Blockchain breaking barriers to achieve transparency together with security
Sharing secure and transparent critical network data across shareholder networks is difficult using traditional system, blockchain is poised to help remove some of these barriers in traditional methods for the transfer of value – much as the Internet did for the exchange of information in the late 1990s.
Blockchain Goes Mainstream
Blockchain users can access information within the digital ledger securely and without the need for central oversight. That is why it is quickly moving from a niche technology into mainstream application:
- Medical patients could share their electronic records with researchers or pharmaceutical companies for a controlled period, such as a course of treatment or a drug trial. Patients could also share encrypted health information with multiple providers without the risk of privacy breaches.

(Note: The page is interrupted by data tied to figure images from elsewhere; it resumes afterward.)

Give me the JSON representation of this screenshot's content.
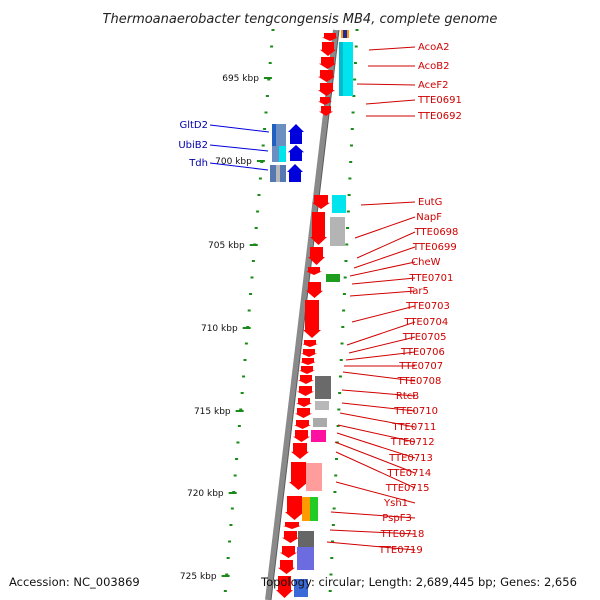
{
  "title": "Thermoanaerobacter tengcongensis MB4, complete genome",
  "accession": "Accession: NC_003869",
  "topology": "Topology: circular; Length: 2,689,445 bp; Genes: 2,656",
  "colors": {
    "gene": "#ff0000",
    "left_label": "#0000aa",
    "right_label": "#d00000",
    "tick": "#1a8a1a"
  },
  "scale_labels": [
    "695 kbp",
    "700 kbp",
    "705 kbp",
    "710 kbp",
    "715 kbp",
    "720 kbp",
    "725 kbp"
  ],
  "left_genes": [
    "GltD2",
    "UbiB2",
    "Tdh"
  ],
  "right_genes": [
    "AcoA2",
    "AcoB2",
    "AceF2",
    "TTE0691",
    "TTE0692",
    "EutG",
    "NapF",
    "TTE0698",
    "TTE0699",
    "CheW",
    "TTE0701",
    "Tar5",
    "TTE0703",
    "TTE0704",
    "TTE0705",
    "TTE0706",
    "TTE0707",
    "TTE0708",
    "RtcB",
    "TTE0710",
    "TTE0711",
    "TTE0712",
    "TTE0713",
    "TTE0714",
    "TTE0715",
    "Ysh1",
    "PspF3",
    "TTE0718",
    "TTE0719"
  ]
}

- Transportation and logistics players could negotiate coverage by sharing criteria such as risk, route, weather and vehicle type via a blockchain-based insurance market.
- Consumers could use blockchain to manage fractional ownership in autonomous cars.
- Voters could cast ballots via smartphone, tablet or computer, resulting in immediately verifiable results.
What Blockchain Means for SMEs
Blockchain offers a built-in mechanism for trust, combined with finality of transactions for improved processes. Transactions can be run and approved automatically in seconds or minutes, reducing costs and boosting efficiency.
Once a block of data records on the blockchain ledger, it’s extremely difficult to change or remove. When someone wants to add to it, participants in the network run algorithms to evaluate and verify the proposed transaction.
So blockchain offers increased transparency, accurate tracking and a permanent, secure leger. It can cut out transactions involving middlemen, such as banks and other financial service providers who often charge costly international fees.
Cutting Costs Across Borders
Blockchain could also be a positive disruptive force for SMEs that do cross-border business, offering an alternative to the hefty fees associated with international wire transfers. Circumventing a major bank or FX provider with blockchain can lead to an immediate increase in efficiency.
Currency exchanges can occur in real-time, eliminating the correspondent bank’s FX conversion process — while converting and depositing money into the beneficiary account quickly and without any extra deduction or fee.
Blockchain is still an emerging technology, with many R&D centers working on new possibilities and innovative uses for the technology. But early indicators suggest that SMEs armed with blockchain can take greater control of their financial independence — and that’s just the beginning.